The end is the beginning is the end?

Sep 23, 2010 22:11

My friend Auriel (who none of you know unless you've met him, or are reading this on Facebook and happen to have run across his page) sent me a link to his blog today, as an example of what he was like in his 20s (as he's been writing in it for the better part of a decade). In return, I sent him a link to my Livejournal; as is the norm for me when coming across my old writings after an extended period away, I narcissistically have to go back and read them.
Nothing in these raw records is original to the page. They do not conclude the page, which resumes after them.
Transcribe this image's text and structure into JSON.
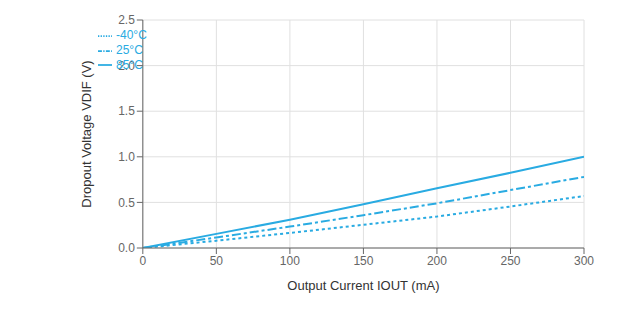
{
  "chart_data": {
    "type": "line",
    "x_label": "Output Current IOUT (mA)",
    "y_label": "Dropout Voltage VDIF (V)",
    "x": [
      0,
      50,
      100,
      150,
      200,
      250,
      300
    ],
    "series": [
      {
        "name": "85°C",
        "color": "#29ABE2",
        "line_style": "solid",
        "values": [
          0,
          0.155,
          0.31,
          0.48,
          0.655,
          0.825,
          1.0
        ]
      },
      {
        "name": "25°C",
        "color": "#29ABE2",
        "line_style": "dashdot",
        "values": [
          0,
          0.115,
          0.235,
          0.36,
          0.49,
          0.635,
          0.78
        ]
      },
      {
        "name": "-40°C",
        "color": "#29ABE2",
        "line_style": "dotted",
        "values": [
          0,
          0.08,
          0.165,
          0.255,
          0.345,
          0.455,
          0.57
        ]
      }
    ],
    "xlim": [
      0,
      300
    ],
    "ylim": [
      0,
      2.5
    ],
    "xticks": [
      0,
      50,
      100,
      150,
      200,
      250,
      300
    ],
    "yticks": [
      {
        "value": 0,
        "label": "0.0"
      },
      0.5,
      {
        "value": 1.0,
        "label": "1.0"
      },
      1.5,
      {
        "value": 2.0,
        "label": "2.0"
      },
      2.5
    ],
    "grid": true,
    "legend": "upper left"
  }
}
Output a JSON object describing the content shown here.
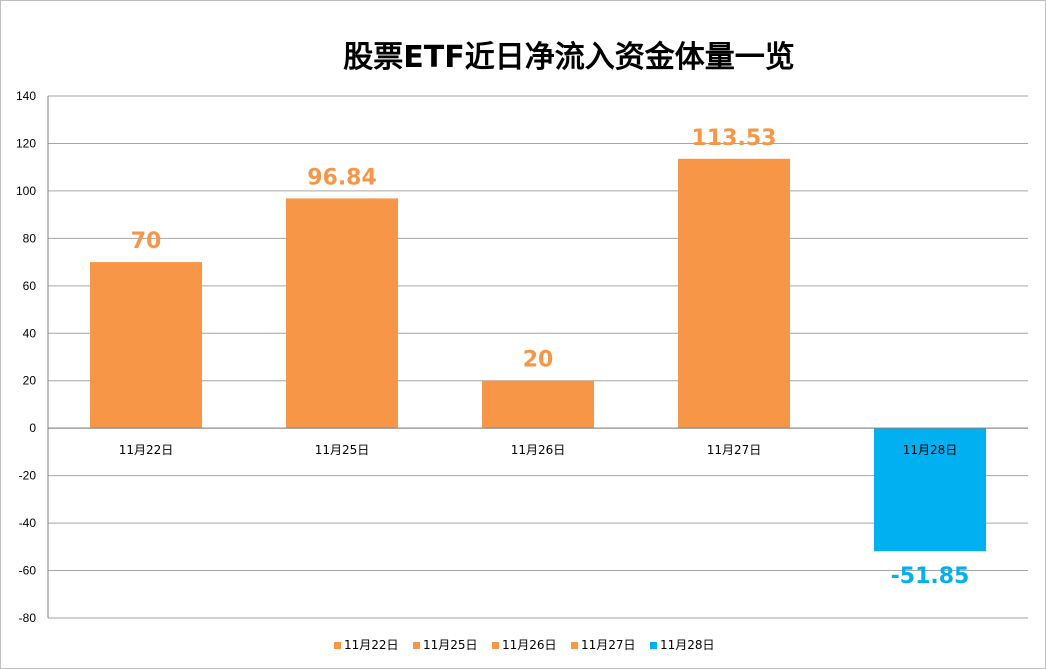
{
  "chart_data": {
    "type": "bar",
    "title": "股票ETF近日净流入资金体量一览",
    "categories": [
      "11月22日",
      "11月25日",
      "11月26日",
      "11月27日",
      "11月28日"
    ],
    "values": [
      70,
      96.84,
      20,
      113.53,
      -51.85
    ],
    "value_labels": [
      "70",
      "96.84",
      "20",
      "113.53",
      "-51.85"
    ],
    "ylim": [
      -80,
      140
    ],
    "yticks": [
      "140",
      "120",
      "100",
      "80",
      "60",
      "40",
      "20",
      "0",
      "-20",
      "-40",
      "-60",
      "-80"
    ],
    "grid": true,
    "legend": "bottom",
    "colors": {
      "positive": "#f79646",
      "negative": "#00b0f0",
      "grid": "#a6a6a6",
      "axis": "#808080"
    }
  }
}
What surprised me was noticing that my last post was from exactly a year ago. In fact, in 11 minutes it'll have been EXACTLY a year ago. It's a ridiculous thing to be excited about, but since when has that ever stopped me? I live for getting excited over ridiculous little things.

So yeah, posting a little update just to commemorate the occasion.

I'm starting to think I need to start up a new journal. There's been a lot on my mind, of late, and I'm realizing that there's quite a bit I'd like to be able to get out in text...but don't necessarily want to share with the whole world. Or perhaps, I'm only interested in sharing these thoughts with complete strangers. It's somewhat of a departure from my normal "Hey, everybody! Be privy to my every random thought and whim!" mode, but I suppose we all develop a sense of necessary intellectual privacy as we age.

God, I'm 32. *shakes head* I don't feel 32. Hell, what's it supposed to feel like? All I know is that when I was a kid, my parents were in their 30s. They started early enough for my mom to have only turned 40 the year I graduated from high school, which is great for them, I suppose. (They have more than half their lives to live free of the obligations of child-rearing.) But to think that when my mom was my age, she had a 10-year-old and a 12-year-old, was living on a farm, owned horses, and had recently started a new career as a lab tech...well, that's not me at the same age. Sure, I've been married and divorced twice (*snickers* I don't know why that amuses me, but it does), but I have no kids, I'm still renting my apartment (with my boyfriend), and my career choice is: Cook. I don't really feel particularly grown-up, you know? Perhaps that's a trait that's not uncommon to my generation, but it still strikes me as odd.

I've been noticing lately that people my age seem to be falling rather neatly into two diverse groups: 1. Those who, like me, are still "finding themselves" and living the sort of life most would equate with people in their 20's, and 2. Those who've gotten married and are working on families, concentrating on buying/paying off homes, and attempting to follow This Are Serious Careers.

Not saying there's anything at all wrong with option 2, but it's definitely not my style. I like stability, oh indeed I do, but I don't feel it has to come with 18-20 years of extra responsibilities and stress attached. For some people, having and raising children is the ultimate expression of their love and their desire to contribute to the world. For me, the ultimate expression of my love and desire to contribute to the world is to be the very best friend, cook, girlfriend, and person I can be. I know, that theme has come up rather often in my (ha ha) recent posts, but my opinion hasn't changed at all in the last year. If anything, it's solidified into a bona-fide core belief.

Considering all the good it's brought me, I can't say it's been anything other than the right decision for me.

Anyway...right. Gonna go read an old blog now.